Craig Meldrum examines how Centrelink treats family trusts and private companies for age pension eligibility and highlights the importance of seeking high-quality technical advice.

It is surprising how often I receive calls from advisers asking me to explain how Centrelink will treat their client’s family trust or private company, predominantly for age pension eligibility.

In many instances, “Mum and Dad” had a family business for many years that has long since ceased to be a going concern and, but for the large loan account inside the company, they would have wound it down a long time ago. In other cases, it is a family investment trust – testament to a wealth creation and/or asset protection strategy set up years ago with their accountant and financial adviser, which may have provided some tax benefits and built scale in pooling family investment reserves. Sometimes, however, it is not necessarily Mum and Dad’s family trust or private company but their high-income-earning son or daughter who has set up the structure and asked Mum and Dad to be beneficiaries to help manage tax.

Nevertheless, in all the cases I have looked at, no-one has ever had the forethought, a decade out from retirement, to ask, “Will this impact on our ability to qualify for the age pension?”

What are the attribution rules?

The attribution rules were introduced from January 1, 2002 and became effective from April 30, 2002. Their purpose was to assess interests in family trusts, testamentary trusts and private companies under both the income and assets tests. This would effectively remove a “Centrelink shelter” that had allowed many people to qualify for Government assistance who otherwise would have been caught if assets held in these structures had been invested in their own names.
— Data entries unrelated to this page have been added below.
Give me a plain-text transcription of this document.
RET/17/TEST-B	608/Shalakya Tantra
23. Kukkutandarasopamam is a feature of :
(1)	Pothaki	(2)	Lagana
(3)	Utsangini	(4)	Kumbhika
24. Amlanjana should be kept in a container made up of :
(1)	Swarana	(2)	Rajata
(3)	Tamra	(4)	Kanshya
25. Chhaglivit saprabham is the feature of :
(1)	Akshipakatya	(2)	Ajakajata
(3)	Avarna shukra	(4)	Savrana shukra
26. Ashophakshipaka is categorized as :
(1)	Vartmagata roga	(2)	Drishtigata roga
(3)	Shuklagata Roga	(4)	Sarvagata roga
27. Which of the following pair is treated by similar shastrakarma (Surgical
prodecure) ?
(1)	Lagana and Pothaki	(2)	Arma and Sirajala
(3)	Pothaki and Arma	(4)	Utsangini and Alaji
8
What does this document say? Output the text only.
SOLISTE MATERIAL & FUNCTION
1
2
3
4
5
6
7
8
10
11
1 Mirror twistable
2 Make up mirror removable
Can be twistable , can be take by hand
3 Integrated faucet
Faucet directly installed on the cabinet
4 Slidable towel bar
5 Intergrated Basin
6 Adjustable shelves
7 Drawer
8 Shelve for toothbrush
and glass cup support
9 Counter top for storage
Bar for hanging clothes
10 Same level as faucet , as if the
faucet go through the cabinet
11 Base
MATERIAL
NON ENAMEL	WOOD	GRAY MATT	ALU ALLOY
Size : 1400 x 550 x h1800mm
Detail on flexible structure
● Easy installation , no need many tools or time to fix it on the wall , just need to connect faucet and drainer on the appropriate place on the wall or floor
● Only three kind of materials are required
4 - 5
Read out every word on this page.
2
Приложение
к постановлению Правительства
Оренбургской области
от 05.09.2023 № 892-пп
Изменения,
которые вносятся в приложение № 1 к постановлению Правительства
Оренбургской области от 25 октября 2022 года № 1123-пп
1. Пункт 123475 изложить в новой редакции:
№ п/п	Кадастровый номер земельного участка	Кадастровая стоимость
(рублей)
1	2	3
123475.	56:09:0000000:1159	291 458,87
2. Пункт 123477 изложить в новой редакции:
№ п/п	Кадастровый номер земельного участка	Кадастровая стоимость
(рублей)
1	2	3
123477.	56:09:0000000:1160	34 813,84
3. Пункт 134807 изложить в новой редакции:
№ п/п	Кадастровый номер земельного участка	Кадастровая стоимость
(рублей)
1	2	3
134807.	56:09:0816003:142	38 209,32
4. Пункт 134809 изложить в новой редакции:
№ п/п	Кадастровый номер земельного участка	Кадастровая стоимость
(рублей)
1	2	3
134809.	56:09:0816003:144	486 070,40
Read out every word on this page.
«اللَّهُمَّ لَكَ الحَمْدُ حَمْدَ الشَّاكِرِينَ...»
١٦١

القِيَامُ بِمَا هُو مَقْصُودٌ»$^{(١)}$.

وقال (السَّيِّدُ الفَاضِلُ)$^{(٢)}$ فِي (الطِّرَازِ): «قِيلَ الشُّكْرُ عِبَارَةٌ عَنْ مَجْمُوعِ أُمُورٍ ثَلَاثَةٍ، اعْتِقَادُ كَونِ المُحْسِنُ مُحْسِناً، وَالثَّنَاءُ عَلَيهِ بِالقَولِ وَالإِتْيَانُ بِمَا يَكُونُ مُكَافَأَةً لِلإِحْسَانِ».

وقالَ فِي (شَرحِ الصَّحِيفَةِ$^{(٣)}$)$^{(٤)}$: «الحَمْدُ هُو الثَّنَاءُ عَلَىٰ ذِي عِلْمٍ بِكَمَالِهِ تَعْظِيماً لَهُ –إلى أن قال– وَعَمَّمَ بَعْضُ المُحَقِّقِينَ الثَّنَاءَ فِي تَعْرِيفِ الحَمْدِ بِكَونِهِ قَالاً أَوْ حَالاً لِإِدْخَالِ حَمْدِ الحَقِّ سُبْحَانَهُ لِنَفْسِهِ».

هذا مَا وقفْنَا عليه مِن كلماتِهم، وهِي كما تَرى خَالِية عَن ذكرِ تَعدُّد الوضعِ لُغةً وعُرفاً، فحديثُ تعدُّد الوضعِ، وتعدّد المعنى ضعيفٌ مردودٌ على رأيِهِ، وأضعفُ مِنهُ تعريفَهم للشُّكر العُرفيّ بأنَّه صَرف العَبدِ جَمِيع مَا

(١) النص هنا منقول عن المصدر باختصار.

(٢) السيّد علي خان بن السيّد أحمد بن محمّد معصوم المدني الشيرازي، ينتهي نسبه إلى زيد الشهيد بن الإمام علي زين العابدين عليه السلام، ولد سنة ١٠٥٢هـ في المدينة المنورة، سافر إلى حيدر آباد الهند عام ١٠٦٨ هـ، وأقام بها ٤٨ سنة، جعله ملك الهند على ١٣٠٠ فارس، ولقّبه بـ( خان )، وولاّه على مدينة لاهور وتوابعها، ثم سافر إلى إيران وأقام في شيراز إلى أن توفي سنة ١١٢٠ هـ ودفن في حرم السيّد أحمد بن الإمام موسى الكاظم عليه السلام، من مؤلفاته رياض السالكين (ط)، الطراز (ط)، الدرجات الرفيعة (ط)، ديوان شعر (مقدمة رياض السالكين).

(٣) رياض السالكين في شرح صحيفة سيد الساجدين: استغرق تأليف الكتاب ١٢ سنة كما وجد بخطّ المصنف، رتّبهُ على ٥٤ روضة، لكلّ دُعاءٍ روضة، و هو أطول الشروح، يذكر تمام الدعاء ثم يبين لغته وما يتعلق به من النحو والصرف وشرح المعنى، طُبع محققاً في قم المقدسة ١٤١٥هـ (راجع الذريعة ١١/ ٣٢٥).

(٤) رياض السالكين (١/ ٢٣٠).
Trusts and private companies

Without going into “what is a company?” and ‘“what is a trust?”, details of which I am sure we are all cognisant, consider what Centrelink and the Department of Veterans’ Affairs (DVA) defines as a private company or private trust. According to the Centrelink Financial Information Services (FIS) Fact Sheet FIS022.0905, a private company “is a separate legal entity, set up to run a business or to hold investments, registered under Corporations Law, owned by shareholders and managed by its directors who are elected by the shareholders”. (See Note 1.)

Centrelink will deem the entity to be a private company if, at the end of the last financial year, it met any two of the following three criteria:

1. the consolidated gross operating revenue of the company and any subsidiaries was less than $25 million;

2. the consolidated gross assets of the company and any subsidiaries were less than $12.5 million; and

3. the company and any subsidiaries had less than 50 employees.

Most of the Mum and Dad enterprises I have encountered are certainly within that range; and if private companies hold many millions in net tangible assets (NTA) it generally means the directors hold significant wealth in their own names and in family trusts and self-managed superannuation funds (SMSFs), so they will not be looking to qualify for Centrelink anyway.

In terms of private trusts, again referring to the aforementioned FIS Fact Sheet, Centrelink includes family discretionary trusts and testamentary trusts with fewer than 50 “members”. Now, trusts generally don’t have “members”, they have beneficiaries, or objects (in the case of a discretionary trust). But for the purposes of the attribution rules, a trust with more than 50 members is deemed to be a widely-held trust in the same form as listed (or unlisted) property trusts, managed share trusts and other public trading trusts. In these cases the member’s holding is treated as a financial asset and deemed for income using the normal deeming rates.

The assessment tests

One of the difficulties faced by many people seeking to apply to Centrelink or to the DVA for financial support, particularly when they become eligible for the age pension, is determining how they will be assessed when there are often some seemingly minute and innocuous associations to a private company or trust. For instance, in the examples mentioned above, where Mum and Dad are directors of a defunct company that ceased trading many years earlier, or where they are objects of a family trust and have never received a distribution, are they still caught by Centrelink/DVA?

There are two distinct tests that apply jointly to determine the inclusion of assets and income from a private company or trust. These are:

1. a source test; and

2. a control test.

Simply speaking, the source test relates to the source of funds introduced to a trust or private company, and the control test relates to who is in control of the trust or private company – for instance, directors of the company or corporate trustee, individual trustees, appointors and beneficiaries/shareholders.

By applying the attribution rules, a person applying for Centrelink/DVA support is attributed with the assets or income of the private trust or company and those assets and income are treated no differently from how the person’s own assets and income are treated.

1. The control test

You might think, “Well, the trustee has control of the assets of the trust so it is likely they will be ‘pinged’ by Centrelink/DVA”. And it is true that the director of the private company or the trustee of the trust does have control of the assets. But consider also, apart from the day-to-day management of the trust, who else can exercise effective control of the trust. Centrelink considers that anyone who can dismiss and appoint a trustee, veto a trustee’s decision or change the trust deed is also included; that is, an appointor, principal or guardian. Centrelink will also look beyond the normal trust law auspices where it deems a person might have influence over the trustee, or where the trustee might be expected to act for the benefit of that person.